Spec is an open-source R package that makes change point detection in time series. The Spec package can be used in wide variety of contexts. For example, detecting change points in user engagement post an A/B test, detecting behavioral change or for problems in econometrics, financial engineering, political and social sciences.
The purpose of spectral clustering is to group data that is connected, but not necessarily grouped into convex boundaries. To perform spectral clustering, just as in ordinary clustering, a measure of similarity or affinity s(x,y) is needed to determine how close points x and y are to each other.
Denoting the similarity matrix S, where Sij = s (xi, xj) given the similarity between the observations xi and xj. Using a similarity measure of points as Gaussian, the closer the values ββare to 1 and the more distant they are to 0, computing the similarity matrix S and generating an array based on the affinity of S denominated A, being A positive and symmetric.
Having the affinity matrix, the grouping is replaced by a graph partitioning problem, where connected components of the graph are interpreted as Cluster. The graph must be partitioned in such a way that the edges that connect different groups must have low weights and the edges within the same group must have high values.
The next step is to compute the Laplacian Graph, resulting from the subtraction of a degree matrix where each diagonal value is the degree of the respective vertex and all other positions are zero, of the previously calculated affinity matrix, there are variants of the Laplacian matrix that can be applied in this case.
Assuming that we intend to identify n groups, the next step is to find the eigenvectors less eigenvectors (ignoring the trivial constant eigenvector). The eigenvalue spectrum has a gap that gives the value of n.
After the initial determination of the change points and cluster of the time series, it is plausible to verify whether the groups actually represent a change in meaning and variance, that is, performing a verification test to determine if the change points can not represent a change false positive.
Based on the results of the tests, the clusters can be grouped and points of change not considered, the tolerance of the tests should be considered taking into account the nature of the data distribution, as well as previous knowledge of the application domain so that the balance between data and actual change point can be defined.

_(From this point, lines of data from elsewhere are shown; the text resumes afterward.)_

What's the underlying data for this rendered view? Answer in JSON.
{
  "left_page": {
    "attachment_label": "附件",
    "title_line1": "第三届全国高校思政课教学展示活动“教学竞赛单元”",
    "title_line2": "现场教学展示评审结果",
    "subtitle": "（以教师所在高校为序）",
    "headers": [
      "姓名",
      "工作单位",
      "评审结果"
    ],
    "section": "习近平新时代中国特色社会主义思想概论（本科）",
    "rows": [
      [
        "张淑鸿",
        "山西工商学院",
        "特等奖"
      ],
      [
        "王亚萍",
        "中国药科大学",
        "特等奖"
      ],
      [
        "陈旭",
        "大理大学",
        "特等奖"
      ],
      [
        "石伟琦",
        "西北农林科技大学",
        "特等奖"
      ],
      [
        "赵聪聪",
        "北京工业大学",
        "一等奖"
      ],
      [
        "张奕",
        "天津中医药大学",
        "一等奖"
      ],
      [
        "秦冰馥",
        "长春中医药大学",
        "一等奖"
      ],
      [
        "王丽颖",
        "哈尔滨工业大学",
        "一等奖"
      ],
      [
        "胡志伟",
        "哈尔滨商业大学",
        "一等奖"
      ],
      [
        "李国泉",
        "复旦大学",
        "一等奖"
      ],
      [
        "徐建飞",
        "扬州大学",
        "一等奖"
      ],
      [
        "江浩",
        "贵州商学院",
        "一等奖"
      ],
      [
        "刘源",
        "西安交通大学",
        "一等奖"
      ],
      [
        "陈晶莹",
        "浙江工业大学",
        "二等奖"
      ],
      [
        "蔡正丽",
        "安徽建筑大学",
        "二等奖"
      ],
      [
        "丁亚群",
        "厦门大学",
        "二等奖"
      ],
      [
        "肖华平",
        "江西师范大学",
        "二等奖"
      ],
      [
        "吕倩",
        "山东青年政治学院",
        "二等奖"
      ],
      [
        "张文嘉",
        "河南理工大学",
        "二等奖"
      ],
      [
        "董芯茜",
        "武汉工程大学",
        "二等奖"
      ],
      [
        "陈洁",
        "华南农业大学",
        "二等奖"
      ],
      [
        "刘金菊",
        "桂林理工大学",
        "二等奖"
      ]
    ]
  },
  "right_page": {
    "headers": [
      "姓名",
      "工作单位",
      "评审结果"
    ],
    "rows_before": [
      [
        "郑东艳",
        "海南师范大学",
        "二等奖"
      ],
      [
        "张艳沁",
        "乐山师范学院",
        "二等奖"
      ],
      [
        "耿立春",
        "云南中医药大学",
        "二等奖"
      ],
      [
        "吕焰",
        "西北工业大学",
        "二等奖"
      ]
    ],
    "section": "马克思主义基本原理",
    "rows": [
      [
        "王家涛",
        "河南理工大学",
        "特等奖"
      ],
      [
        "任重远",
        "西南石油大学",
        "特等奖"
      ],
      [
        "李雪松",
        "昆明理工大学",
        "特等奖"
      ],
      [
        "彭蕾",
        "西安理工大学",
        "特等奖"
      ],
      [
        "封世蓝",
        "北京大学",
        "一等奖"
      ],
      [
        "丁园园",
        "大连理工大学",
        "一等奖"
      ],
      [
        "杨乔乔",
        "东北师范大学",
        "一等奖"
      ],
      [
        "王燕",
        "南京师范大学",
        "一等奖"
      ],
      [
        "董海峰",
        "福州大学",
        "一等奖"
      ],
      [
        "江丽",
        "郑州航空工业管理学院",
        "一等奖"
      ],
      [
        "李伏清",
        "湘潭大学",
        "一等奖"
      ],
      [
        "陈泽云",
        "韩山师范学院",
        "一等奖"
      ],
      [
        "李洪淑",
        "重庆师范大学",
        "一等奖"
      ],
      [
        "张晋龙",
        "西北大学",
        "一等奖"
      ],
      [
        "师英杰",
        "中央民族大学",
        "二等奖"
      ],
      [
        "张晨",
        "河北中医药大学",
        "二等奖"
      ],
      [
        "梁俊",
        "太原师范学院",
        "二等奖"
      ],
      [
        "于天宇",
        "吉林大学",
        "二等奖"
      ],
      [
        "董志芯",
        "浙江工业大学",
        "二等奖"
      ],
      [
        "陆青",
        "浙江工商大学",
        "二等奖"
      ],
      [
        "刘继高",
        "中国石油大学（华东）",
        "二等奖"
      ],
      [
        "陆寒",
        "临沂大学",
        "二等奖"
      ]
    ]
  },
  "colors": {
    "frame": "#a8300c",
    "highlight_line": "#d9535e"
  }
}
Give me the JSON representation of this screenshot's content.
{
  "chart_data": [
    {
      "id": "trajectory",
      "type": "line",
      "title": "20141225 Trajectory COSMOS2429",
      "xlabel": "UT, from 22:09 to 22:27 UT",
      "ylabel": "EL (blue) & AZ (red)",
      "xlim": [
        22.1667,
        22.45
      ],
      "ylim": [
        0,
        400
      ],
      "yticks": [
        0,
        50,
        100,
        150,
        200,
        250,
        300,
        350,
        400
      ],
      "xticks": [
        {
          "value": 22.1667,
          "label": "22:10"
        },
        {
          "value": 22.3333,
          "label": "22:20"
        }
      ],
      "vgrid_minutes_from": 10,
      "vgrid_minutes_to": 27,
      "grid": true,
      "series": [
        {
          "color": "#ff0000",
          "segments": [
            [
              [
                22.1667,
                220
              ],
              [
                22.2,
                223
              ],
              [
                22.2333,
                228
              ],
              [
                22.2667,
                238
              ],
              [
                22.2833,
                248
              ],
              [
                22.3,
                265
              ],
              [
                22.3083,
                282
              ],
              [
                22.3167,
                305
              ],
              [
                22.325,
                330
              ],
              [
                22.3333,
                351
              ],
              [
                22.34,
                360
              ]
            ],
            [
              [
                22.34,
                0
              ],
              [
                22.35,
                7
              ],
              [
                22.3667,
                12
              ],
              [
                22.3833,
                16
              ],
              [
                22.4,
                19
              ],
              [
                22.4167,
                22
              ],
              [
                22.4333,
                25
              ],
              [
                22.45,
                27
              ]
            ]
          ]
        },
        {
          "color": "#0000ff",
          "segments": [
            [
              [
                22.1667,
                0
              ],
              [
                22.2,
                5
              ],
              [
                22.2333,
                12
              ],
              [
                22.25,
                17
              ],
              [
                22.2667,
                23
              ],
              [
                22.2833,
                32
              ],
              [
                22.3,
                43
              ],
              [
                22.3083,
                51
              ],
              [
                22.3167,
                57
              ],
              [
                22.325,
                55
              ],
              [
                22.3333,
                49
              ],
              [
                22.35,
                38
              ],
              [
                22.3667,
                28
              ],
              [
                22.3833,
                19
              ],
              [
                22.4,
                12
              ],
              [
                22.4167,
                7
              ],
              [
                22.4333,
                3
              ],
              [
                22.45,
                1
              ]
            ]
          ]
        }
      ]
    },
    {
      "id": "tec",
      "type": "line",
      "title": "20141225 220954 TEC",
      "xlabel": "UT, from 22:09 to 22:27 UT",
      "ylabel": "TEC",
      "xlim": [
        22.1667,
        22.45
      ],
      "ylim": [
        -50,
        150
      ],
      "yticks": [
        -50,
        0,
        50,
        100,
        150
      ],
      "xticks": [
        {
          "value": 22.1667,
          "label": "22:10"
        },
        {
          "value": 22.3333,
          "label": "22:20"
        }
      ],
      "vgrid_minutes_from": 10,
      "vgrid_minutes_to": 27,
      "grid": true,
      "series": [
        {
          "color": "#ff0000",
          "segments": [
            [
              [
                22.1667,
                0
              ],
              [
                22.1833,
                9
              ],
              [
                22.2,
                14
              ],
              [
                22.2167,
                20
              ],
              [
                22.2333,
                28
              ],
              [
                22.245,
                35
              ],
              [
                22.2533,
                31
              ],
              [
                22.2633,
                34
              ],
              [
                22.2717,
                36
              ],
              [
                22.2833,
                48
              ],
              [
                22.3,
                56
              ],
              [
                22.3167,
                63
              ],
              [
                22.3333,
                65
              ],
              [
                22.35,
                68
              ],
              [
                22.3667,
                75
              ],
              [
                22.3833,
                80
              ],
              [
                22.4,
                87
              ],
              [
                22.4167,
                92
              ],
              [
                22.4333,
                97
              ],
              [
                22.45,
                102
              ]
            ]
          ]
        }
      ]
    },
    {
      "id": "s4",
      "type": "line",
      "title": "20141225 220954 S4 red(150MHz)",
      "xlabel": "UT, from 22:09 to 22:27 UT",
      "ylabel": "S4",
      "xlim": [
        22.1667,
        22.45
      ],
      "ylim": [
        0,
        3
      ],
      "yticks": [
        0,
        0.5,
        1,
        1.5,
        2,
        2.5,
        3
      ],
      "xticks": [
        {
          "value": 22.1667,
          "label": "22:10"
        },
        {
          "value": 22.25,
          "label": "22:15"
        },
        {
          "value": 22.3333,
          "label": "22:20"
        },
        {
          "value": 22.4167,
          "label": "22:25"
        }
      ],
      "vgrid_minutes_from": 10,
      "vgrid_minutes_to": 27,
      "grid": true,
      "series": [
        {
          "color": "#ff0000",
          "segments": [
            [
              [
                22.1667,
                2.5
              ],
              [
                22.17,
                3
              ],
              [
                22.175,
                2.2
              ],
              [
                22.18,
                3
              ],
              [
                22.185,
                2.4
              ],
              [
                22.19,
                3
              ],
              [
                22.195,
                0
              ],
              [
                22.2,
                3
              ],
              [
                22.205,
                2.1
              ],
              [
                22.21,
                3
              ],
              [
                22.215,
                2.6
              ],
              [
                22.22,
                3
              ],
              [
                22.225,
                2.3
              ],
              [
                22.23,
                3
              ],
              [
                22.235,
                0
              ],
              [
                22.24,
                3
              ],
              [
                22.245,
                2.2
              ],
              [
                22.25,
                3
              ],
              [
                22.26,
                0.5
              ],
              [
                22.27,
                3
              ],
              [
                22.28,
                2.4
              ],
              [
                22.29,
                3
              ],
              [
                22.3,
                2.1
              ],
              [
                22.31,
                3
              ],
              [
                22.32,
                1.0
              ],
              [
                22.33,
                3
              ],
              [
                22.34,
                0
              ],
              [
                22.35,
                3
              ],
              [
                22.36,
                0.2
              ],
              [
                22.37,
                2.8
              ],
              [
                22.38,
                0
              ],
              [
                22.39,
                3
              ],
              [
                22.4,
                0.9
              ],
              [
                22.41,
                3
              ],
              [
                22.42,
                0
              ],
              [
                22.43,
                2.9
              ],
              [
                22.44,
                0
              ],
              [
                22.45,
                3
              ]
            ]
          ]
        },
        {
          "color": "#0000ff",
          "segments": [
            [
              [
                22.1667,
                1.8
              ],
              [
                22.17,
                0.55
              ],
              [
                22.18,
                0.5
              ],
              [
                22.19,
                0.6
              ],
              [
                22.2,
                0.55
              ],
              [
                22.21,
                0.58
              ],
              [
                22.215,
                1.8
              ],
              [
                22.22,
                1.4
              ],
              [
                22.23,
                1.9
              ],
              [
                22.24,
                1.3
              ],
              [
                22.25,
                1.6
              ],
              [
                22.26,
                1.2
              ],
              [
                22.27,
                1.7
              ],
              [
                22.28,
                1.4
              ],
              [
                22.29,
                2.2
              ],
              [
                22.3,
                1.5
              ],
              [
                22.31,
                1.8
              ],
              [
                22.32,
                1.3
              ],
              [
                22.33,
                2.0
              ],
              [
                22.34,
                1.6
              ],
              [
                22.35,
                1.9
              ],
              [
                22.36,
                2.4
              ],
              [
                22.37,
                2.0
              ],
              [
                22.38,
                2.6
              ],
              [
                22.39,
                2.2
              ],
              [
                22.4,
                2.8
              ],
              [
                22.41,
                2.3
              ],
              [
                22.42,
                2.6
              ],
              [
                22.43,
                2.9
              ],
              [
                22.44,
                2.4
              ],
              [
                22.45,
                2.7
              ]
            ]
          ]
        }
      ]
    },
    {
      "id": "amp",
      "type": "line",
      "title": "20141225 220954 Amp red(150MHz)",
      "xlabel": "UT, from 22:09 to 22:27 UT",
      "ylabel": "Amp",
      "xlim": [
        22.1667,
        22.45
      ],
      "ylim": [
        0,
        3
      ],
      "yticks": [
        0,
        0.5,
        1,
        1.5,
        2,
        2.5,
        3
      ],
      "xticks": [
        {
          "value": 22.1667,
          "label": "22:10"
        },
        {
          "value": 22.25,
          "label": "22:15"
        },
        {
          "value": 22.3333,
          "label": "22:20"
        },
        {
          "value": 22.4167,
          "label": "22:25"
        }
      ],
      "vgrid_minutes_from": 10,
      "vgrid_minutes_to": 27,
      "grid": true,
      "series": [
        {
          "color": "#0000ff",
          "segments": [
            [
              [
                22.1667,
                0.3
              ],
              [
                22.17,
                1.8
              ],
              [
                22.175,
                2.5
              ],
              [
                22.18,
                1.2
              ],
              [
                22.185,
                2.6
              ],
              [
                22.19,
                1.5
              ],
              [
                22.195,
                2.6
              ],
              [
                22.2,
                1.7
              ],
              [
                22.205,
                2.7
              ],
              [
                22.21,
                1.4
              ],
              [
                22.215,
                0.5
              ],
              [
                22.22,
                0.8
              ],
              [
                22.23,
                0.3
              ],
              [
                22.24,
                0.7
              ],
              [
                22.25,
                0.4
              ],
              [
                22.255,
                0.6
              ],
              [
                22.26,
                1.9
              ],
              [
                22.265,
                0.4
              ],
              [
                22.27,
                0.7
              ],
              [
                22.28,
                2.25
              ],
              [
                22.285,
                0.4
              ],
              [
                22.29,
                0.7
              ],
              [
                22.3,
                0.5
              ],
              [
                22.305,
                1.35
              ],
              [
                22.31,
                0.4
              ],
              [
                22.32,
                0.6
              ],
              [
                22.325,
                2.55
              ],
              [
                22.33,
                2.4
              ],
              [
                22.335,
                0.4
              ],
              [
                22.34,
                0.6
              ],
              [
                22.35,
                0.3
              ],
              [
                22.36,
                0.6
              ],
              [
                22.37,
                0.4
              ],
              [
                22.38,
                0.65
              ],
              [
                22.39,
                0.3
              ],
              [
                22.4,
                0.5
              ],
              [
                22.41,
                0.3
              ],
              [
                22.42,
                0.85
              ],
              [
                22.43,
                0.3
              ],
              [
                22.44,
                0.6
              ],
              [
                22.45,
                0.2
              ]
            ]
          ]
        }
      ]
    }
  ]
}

Install the R package using the following commands on the R console:
install.packages("Spec")
library(Spec)
The function Spec is called to detect one or more statistically significant change points in the input time series. The documentation of the function Spec, which can be seen by using the following command, details the input arguments and the output of the function Spec.
help(Spec)
To get started, the user is recommended to use the example dataset which comes with the packages. Execute the following commands:
data(DEVICE)
data <- DEVICE1[, 1]
realChangePoints <- c(which(diff(DEVICE1$Class) != 0)) #Actual result for comparison
calculateChangePoints <- Spec(data, neighboorsNumber = 6, tolerance = 0.005, estimationChangePointsNumber = 2)
realChangePoints
calculateChangePoints
minValue <- -99999
maxValue <- 99999
plot(data, type = "l", xlab = "x", ylab = "y")
for (r in 1:length(realChangePoints)) {
lines(x = c(realChangePoints[r], realChangePoints[r]),
y = c(minValue, maxValue), lwd = 2, col = "red")
}
for (n in 1:length(calculateChangePoints)) {
lines(x = c(calculateChangePoints[n], calculateChangePoints[n])
, y = c(minValue, maxValue), lwd = 2, col = "blue")
From the plot, we observe that the input time series experiences two change points and also has quite a few anomalies. The two red vertical lines denote the locations of the real change points and the blue vertical lines denote the locations of the change points detected by the Spec algorithm.